Return last n elements of vector in Rust without mutating the vector

You need to consider the case where the vector doesn't have two items.

I'd use iterator adapters like Iterator::rev and Iterator::take and then finish with Iterator::sum:

let sum = stored_nums.iter().rev().take(2).sum();
stored_nums.push(sum);

This allows you to avoid explicit handling of cases where the vector / slice / iterator is too short but the code still deals with it implicitly.

---

You could also directly index into the slice:

let len = stored_nums.len();
let sum = stored_nums[len - 1] + stored_nums[len - 2];
stored_nums.push(sum);

This will panic if there are less than 2 elements, however.

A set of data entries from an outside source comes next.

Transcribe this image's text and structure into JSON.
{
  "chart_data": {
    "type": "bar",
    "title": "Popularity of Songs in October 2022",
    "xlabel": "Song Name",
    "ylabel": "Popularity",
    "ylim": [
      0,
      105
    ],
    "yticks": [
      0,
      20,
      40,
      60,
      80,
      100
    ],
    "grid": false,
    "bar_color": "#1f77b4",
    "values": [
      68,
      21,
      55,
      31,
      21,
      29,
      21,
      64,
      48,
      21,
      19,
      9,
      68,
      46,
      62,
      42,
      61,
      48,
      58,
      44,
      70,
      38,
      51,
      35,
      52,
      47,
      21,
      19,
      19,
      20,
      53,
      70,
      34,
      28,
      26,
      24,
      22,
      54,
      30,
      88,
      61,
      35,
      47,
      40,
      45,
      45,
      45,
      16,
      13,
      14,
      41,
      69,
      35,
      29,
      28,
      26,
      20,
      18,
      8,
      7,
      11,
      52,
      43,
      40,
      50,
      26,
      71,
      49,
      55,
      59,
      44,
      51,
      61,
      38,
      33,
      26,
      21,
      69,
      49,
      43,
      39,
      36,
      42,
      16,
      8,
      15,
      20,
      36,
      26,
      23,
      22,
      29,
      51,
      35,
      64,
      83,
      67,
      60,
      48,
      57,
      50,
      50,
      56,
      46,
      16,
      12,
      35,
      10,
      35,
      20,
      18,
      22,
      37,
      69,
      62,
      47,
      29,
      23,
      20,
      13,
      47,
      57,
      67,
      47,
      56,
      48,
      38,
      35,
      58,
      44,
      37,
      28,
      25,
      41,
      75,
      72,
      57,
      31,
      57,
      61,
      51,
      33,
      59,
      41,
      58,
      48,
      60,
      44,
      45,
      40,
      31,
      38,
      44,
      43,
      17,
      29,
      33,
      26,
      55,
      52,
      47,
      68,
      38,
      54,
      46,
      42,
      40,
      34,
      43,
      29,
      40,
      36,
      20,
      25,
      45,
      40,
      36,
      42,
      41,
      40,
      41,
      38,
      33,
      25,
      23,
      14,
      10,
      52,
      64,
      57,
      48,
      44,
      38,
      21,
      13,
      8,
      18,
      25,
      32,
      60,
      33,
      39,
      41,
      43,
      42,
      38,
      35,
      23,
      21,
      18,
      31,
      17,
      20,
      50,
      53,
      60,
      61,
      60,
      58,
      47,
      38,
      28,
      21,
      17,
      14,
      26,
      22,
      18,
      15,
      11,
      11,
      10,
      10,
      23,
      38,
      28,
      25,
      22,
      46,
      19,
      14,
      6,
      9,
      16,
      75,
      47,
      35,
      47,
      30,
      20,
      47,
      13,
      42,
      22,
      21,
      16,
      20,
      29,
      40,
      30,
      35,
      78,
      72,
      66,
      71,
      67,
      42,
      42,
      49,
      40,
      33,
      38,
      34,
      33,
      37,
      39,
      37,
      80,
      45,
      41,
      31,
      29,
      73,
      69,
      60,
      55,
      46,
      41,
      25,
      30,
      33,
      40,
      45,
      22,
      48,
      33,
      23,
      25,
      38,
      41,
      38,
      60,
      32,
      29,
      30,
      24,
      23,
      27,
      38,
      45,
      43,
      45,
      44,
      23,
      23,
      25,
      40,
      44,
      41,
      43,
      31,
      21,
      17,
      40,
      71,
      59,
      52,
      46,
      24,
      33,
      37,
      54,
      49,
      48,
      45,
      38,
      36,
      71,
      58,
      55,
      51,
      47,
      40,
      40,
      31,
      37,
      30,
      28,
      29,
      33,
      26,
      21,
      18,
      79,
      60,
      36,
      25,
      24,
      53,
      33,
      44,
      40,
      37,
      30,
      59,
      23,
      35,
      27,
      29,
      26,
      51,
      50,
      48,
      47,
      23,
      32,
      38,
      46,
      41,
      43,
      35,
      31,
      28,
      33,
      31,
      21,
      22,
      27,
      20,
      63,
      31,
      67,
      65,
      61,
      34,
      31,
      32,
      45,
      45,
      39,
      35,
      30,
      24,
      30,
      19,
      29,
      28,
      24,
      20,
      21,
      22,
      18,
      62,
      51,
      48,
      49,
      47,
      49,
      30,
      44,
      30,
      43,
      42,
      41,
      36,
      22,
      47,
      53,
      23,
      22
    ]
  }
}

You could attempt to deal with the vector being too short in this case, but it's a bit verbose:

fn add_last_two(nums: &[u32]) -> Option<u32> {
    let len = nums.len();

    let idx_a = len.checked_sub(1)?;
    let idx_b = len.checked_sub(2)?;

    let a = nums.get(idx_a)?;
    let b = nums.get(idx_b)?;

    Some(a + b)
}

fn main() {
    let mut stored_nums: Vec<u32> = vec![0, 1];
    let sum = add_last_two(&stored_nums).unwrap_or(0);
    stored_nums.push(sum);
}

---

Note that it might be nicer to use a Fibonacci iterator and just collect that into a Vec.

You can use a reverse iterator on the Vec:

let (n1, n2) = {
    let mut rev_iter = stored_nums.iter().rev();
    (rev_iter.next().unwrap().clone(), rev_iter.next().unwrap().clone())
};
stored_nums.push(n1 + n2);